PALERMO – Poco prima di annunciare le sue dimissioni l’ormai ex assessore ai Beni culturali, Vittorio Sgarbi, ha firmato un decreto che reinsedia il consiglio di amministrazione del Parco archeologico della Valle dei Templi di Agrigento. Dopo un lungo commissariamento, il provvedimento era atteso da più parti. L’atto però ha suscitato le ire dell’amministrazione agrigentina con in testa il sindaco Lillo Firetto. Infatti, così com’è configurato dal decreto dell’assessore, il consiglio di amministrazione del Parco sembra somigliare più a un ufficio decentrato della Regione che a un organismo indipendente e plurale, quale dovrebbe essere, in grado di coinvolgere, già dal momento della sua costituzione le comunità locali.
Una decisione che sembra stridere con l’accordo di programma voluto dallo stesso Sgarbi per la definizione di strategie comuni di valorizzazione e di sviluppo culturale a garanzia dei risultati del piano di gestione del sito Unesco.
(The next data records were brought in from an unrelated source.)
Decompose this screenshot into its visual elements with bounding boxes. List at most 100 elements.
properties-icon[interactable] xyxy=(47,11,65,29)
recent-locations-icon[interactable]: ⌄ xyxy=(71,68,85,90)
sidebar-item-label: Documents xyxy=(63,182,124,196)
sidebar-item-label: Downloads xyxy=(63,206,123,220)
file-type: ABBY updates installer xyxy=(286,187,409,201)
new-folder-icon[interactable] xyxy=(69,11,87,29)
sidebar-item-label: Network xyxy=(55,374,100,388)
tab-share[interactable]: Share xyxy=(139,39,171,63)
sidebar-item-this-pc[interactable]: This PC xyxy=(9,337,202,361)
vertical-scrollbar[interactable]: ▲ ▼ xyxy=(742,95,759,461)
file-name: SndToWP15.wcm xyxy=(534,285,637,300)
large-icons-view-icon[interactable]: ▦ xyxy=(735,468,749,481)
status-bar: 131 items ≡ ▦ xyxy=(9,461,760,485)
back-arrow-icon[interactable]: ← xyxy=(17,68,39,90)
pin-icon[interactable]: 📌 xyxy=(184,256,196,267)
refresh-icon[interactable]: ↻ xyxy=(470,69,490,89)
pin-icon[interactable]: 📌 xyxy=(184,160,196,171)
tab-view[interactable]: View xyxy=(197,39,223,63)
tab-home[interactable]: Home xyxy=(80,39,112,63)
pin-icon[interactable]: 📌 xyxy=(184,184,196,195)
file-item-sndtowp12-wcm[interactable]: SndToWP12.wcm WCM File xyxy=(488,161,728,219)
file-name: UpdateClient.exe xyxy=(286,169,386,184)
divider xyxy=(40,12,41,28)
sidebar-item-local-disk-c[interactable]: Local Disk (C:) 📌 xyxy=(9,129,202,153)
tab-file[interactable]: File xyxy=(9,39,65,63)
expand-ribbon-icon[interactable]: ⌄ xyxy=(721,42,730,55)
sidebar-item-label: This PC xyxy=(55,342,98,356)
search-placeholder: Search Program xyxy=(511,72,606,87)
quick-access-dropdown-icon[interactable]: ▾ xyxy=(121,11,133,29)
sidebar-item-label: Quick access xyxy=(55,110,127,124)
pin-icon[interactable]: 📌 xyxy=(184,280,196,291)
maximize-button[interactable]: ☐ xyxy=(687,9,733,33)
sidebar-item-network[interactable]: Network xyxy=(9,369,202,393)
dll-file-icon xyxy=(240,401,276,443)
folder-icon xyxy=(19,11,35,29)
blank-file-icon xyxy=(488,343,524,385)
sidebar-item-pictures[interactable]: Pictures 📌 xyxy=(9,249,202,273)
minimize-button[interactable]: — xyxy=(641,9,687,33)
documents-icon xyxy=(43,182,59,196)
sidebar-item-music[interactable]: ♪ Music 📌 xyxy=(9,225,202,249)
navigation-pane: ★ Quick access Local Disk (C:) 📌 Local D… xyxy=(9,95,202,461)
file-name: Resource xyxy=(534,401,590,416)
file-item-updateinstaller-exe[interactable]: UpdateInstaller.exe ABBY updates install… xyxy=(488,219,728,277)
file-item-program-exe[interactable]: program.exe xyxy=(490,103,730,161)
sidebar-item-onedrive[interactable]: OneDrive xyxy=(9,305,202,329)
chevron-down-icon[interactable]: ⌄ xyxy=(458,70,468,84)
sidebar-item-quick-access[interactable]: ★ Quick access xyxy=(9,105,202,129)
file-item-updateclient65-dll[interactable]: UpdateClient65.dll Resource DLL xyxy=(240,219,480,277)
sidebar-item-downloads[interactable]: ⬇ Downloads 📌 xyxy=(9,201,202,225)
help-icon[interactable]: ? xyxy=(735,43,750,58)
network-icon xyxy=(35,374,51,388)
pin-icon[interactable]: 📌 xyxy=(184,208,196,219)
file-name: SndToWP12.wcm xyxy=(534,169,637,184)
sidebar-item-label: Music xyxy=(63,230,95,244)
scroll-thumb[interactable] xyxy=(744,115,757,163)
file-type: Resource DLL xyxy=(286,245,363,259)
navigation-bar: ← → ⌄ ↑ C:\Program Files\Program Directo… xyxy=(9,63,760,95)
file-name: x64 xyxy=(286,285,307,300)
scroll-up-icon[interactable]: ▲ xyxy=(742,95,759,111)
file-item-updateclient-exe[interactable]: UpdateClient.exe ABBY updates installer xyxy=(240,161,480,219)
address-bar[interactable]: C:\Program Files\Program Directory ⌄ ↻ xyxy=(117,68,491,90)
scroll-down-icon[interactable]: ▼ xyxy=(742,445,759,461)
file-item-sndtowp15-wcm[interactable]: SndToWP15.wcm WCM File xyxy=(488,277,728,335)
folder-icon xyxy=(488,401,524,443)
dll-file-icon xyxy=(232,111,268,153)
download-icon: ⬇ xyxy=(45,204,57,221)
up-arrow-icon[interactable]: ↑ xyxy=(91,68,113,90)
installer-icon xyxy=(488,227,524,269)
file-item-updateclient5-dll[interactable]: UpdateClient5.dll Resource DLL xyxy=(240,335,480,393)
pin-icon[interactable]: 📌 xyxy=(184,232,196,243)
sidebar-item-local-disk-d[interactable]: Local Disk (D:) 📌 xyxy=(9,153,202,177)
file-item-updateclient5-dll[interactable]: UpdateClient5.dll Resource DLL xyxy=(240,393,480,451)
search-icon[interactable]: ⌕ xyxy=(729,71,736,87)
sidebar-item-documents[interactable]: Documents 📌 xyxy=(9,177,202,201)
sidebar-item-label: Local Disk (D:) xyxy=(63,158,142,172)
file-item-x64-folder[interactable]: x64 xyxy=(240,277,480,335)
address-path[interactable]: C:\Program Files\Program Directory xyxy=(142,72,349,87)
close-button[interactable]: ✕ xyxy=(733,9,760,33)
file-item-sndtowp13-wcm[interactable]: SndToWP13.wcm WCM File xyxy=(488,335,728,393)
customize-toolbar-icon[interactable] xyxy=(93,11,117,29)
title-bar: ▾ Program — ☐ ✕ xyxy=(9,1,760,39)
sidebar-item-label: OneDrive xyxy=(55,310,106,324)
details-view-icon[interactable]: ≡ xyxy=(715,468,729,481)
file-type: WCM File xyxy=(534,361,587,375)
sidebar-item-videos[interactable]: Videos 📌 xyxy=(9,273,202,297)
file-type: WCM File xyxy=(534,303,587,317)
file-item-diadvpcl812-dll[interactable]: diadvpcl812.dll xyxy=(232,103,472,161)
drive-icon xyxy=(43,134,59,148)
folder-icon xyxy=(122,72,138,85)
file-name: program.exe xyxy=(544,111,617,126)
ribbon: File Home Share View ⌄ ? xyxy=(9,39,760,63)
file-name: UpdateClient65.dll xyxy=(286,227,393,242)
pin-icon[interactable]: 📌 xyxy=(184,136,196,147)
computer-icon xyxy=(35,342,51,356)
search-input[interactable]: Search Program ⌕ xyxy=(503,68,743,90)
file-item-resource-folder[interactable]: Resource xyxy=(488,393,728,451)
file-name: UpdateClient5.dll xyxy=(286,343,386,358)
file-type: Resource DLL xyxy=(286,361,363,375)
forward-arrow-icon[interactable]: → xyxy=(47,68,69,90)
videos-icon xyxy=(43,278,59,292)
L’accordo stipulato prevede, infatti, l’istituzione di un tavolo tecnico del quale fanno parte insieme all’assessorato dei Beni culturali, il Parco archeologico della Valle dei Templi, la Soprintendenza, ma anche il Comune e la Diocesi di Agrigento.
Qual è il motivo di tanto disappunto? “La vicenda è davvero singolare – afferma il sindaco –. Un momento tanto atteso si è trasformato in un assurdo tira e molla che sostanzialmente potrebbe accentuare le distanze tra Parco e territorio, tra una sorgente di ricchezza per la Regione siciliana e una città sempre più depauperata dal punto di vista economico e privata della sua titolarità”.
Per questo motivo il Comune ha intrapreso un’azione legale contro il decreto di nomina del Consiglio. “In realtà confido ancora in un dialogo costruttivo con il governo regionale – dice Firetto –. Non è per noi una questione di principio ma di sostanza. Tutta la città di Agrigento è sito Unesco, il Parco ne è parte, la più importante, il suo gioiello che non può essere avulso dal territorio di appartenenza”.
In effetti l’acropoli della Polis greca ricade nell’attuale centro storico come le vestigia del tempio di Atena che si conservano compresi nella chiesa di S. Maria dei Greci. Per continuare con la metafora del gioiello si potrebbero usare le parole di Flaubert: non sono le perle che fanno il collier ma è il filo che le regge. Quel filo altro non è che il territorio della città, la sua storia, la sua comunità.
“E’ elementare che il bene culturale rappresenti un’opportunità e, in casi come Agrigento, la principale opportunità di sviluppo. Come dire che la città – continua il primo cittadino – non deve essere estromessa dalle strategie di sviluppo del suo bene-principe”.
Questo attrito tra la città e il Parco rischia di rendere impossibile la definizione dell’essenziale questione relativa al piano di gestione richiesto fin dal 2003 a tutti i siti mondiali inseriti nella Word Heritage List.
Quale potrebbe essere la soluzione? Secondo Fabio Granata, autore della legge regionale 20 del 2000 che istituì i Parchi archeologici, “a volte esistono soluzioni semplici a problemi complessi. Basterebbe – spiega – riportare gli organi di governo dei Parchi al modello plurale e partecipato previsto nella prima stesura della legge e quindi prevedere, oltre al direttore, un consiglio del Parco presieduto dal Sindaco e composto dal Soprintendente, da un dirigente nominato dall’assessore e anche dai rappresentanti delle attività produttive, dell’università, delle associazioni culturali e delle guide turistiche”.
E ovviamente, la questione del cda è legata all’autonomia finanziaria dei Parchi. “I risultati straordinari di crescita e organizzazione testimoniati dal modello del Parco di Agrigento – afferma Granata – vanno estesi, insieme all’autonomia finanziaria e gestionale, a tutti i Parchi e ai principali musei siciliani e i loro direttori nominati in base a un bando internazionale per avere la certezza di una gestione efficiente”.
Tutto passa però dalle scelte del governo regionale: “La Sicilia in una stagione recente – ricorda Granata – è stata avanguardia legislativa sui beni culturali, come riconosciuto anche dal mio amico Dario Franceschini, che per la sua riuscita riforma nazionale si è molto ispirato ai principi e al nostro modello legislativo e gestionale. Sarebbe l’ennesima follia tornare indietro. Estendiamo invece il modello ai musei e istituiamo – aggiunge – l’intero sistema dei Parchi: avremo così creato un’infrastruttura materiale e immateriale formidabile per il nostro turismo culturale, senza un euro d’investimento ma semplicemente applicando le norme esistenti. Semplice no?”